Getting in on an initial public offering

Company stock
  • It's easier to allocate many shares to one big investor than to many small ones.
  • Brokers underwriting the deal tend to give their best customers first dibs.
  • A few mutual funds that specialize in IPOs are accessible to all investors.

If the goal of investing is to buy low and sell high, then getting in on an initial public offering -- more commonly called an IPO -- must be the ticket to riches. Buy a hot new stock at a discount and then sell it for a huge profit just hours or days later, right? Seems like a sure thing.

But for most individual investors, that dream of getting in on the IPO action will never be realized. And that's not necessarily a bad thing.

For every fairy-tale stock that takes off like a skyrocket following an IPO, there are cautionary tales of many more IPOs that post lackluster results. Some even crash and burn.

3 reasons you can't join the IPO club

First, understand the process: When a company goes public and issues stock, it wants to raise capital and make shares available to the public. The IPO is underwritten by an investment bank, broker dealer or a group of broker-dealers. They buy the shares from the company and then distribute the shares to investors.

"The brokers find a home for the largest pieces. If there is a lot of interest, the shares go very easily into the hands of institutional investors," says Rob Lutts, president and CIO of Cabot Money Management in Salem, Mass.

Reason No. 1: Big buyers easier to find. Selling a million shares to an institutional investor is much more efficient than finding 1,000 individuals to purchase shares.

But even big institutions often don't get as much of the action as they would like because the initial public offering may be quite limited.

"Especially with a smaller IPO, nobody really gets 100 percent of their fill. In fact, no one gets more than 10 percent of their interest in the allocation," says Kathleen Shelton Smith, principal at Renaissance Capital, a global IPO investment adviser, research and management company.

Reason No. 2: One hand washes the other. Institutions that get to participate in the initial public offering often do a lot of business with the brokers underwriting the deal.

"It's stacked in favor of large asset managers, but it is a money game and everyone is in it to make a buck and that is where it goes -- it goes to the best customers of those brokers," Lutts says.

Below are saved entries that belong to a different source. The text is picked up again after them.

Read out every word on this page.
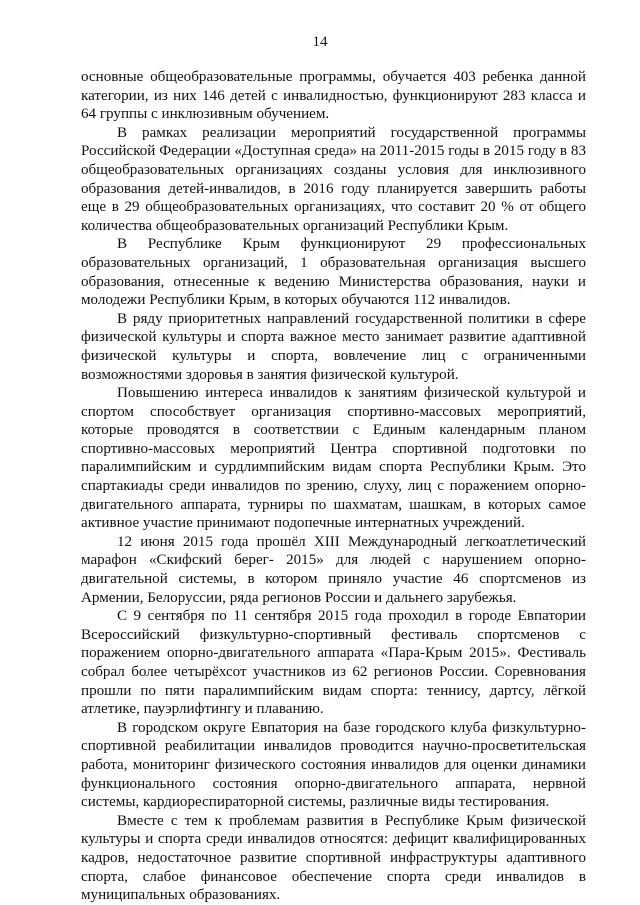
14

основные общеобразовательные программы, обучается 403 ребенка данной категории, из них 146 детей с инвалидностью, функционируют 283 класса и 64 группы с инклюзивным обучением.

В рамках реализации мероприятий государственной программы Российской Федерации «Доступная среда» на 2011-2015 годы в 2015 году в 83 общеобразовательных организациях созданы условия для инклюзивного образования детей-инвалидов, в 2016 году планируется завершить работы еще в 29 общеобразовательных организациях, что составит 20 % от общего количества общеобразовательных организаций Республики Крым.

В Республике Крым функционируют 29 профессиональных образовательных организаций, 1 образовательная организация высшего образования, отнесенные к ведению Министерства образования, науки и молодежи Республики Крым, в которых обучаются 112 инвалидов.

В ряду приоритетных направлений государственной политики в сфере физической культуры и спорта важное место занимает развитие адаптивной физической культуры и спорта, вовлечение лиц с ограниченными возможностями здоровья в занятия физической культурой.

Повышению интереса инвалидов к занятиям физической культурой и спортом способствует организация спортивно-массовых мероприятий, которые проводятся в соответствии с Единым календарным планом спортивно-массовых мероприятий Центра спортивной подготовки по паралимпийским и сурдлимпийским видам спорта Республики Крым. Это спартакиады среди инвалидов по зрению, слуху, лиц с поражением опорно-двигательного аппарата, турниры по шахматам, шашкам, в которых самое активное участие принимают подопечные интернатных учреждений.

12 июня 2015 года прошёл XIII Международный легкоатлетический марафон «Скифский берег- 2015» для людей с нарушением опорно-двигательной системы, в котором приняло участие 46 спортсменов из Армении, Белоруссии, ряда регионов России и дальнего зарубежья.

С 9 сентября по 11 сентября 2015 года проходил в городе Евпатории Всероссийский физкультурно-спортивный фестиваль спортсменов с поражением опорно-двигательного аппарата «Пара-Крым 2015». Фестиваль собрал более четырёхсот участников из 62 регионов России. Соревнования прошли по пяти паралимпийским видам спорта: теннису, дартсу, лёгкой атлетике, пауэрлифтингу и плаванию.

В городском округе Евпатория на базе городского клуба физкультурно-спортивной реабилитации инвалидов проводится научно-просветительская работа, мониторинг физического состояния инвалидов для оценки динамики функционального состояния опорно-двигательного аппарата, нервной системы, кардиореспираторной системы, различные виды тестирования.

Вместе с тем к проблемам развития в Республике Крым физической культуры и спорта среди инвалидов относятся: дефицит квалифицированных кадров, недостаточное развитие спортивной инфраструктуры адаптивного спорта, слабое финансовое обеспечение спорта среди инвалидов в муниципальных образованиях.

Reason No. 3: Your broker perceives you as poor. Management, employees, friends and families of the company going public may be offered the chance to buy shares at the IPO price in addition to investment banks, hedge funds and institutions. High net worth clients may be rewarded with IPO shares from time to time as well.

If you have an account with the broker bringing the company public and happen to keep most of your vast fortune with that broker, you may be able to beg your way into a hot IPO.

"That still doesn't mean you're going to get in. For LinkedIn's (IPO), for instance, unless you were friends or family, you were probably out of luck," says Jeremy Carpenter, portfolio analyst with Investor Solutions in Miami.

Lutts agrees. "I manage $500 million and I can't get the really hot ones."

Lucky to lose out

Once the stock is trading on the exchange, small-fry investors and big-time professionals have plenty of opportunity to buy shares. In fact, waiting for this opportunity can be a smaller investor's best strategy when it comes to new public companies.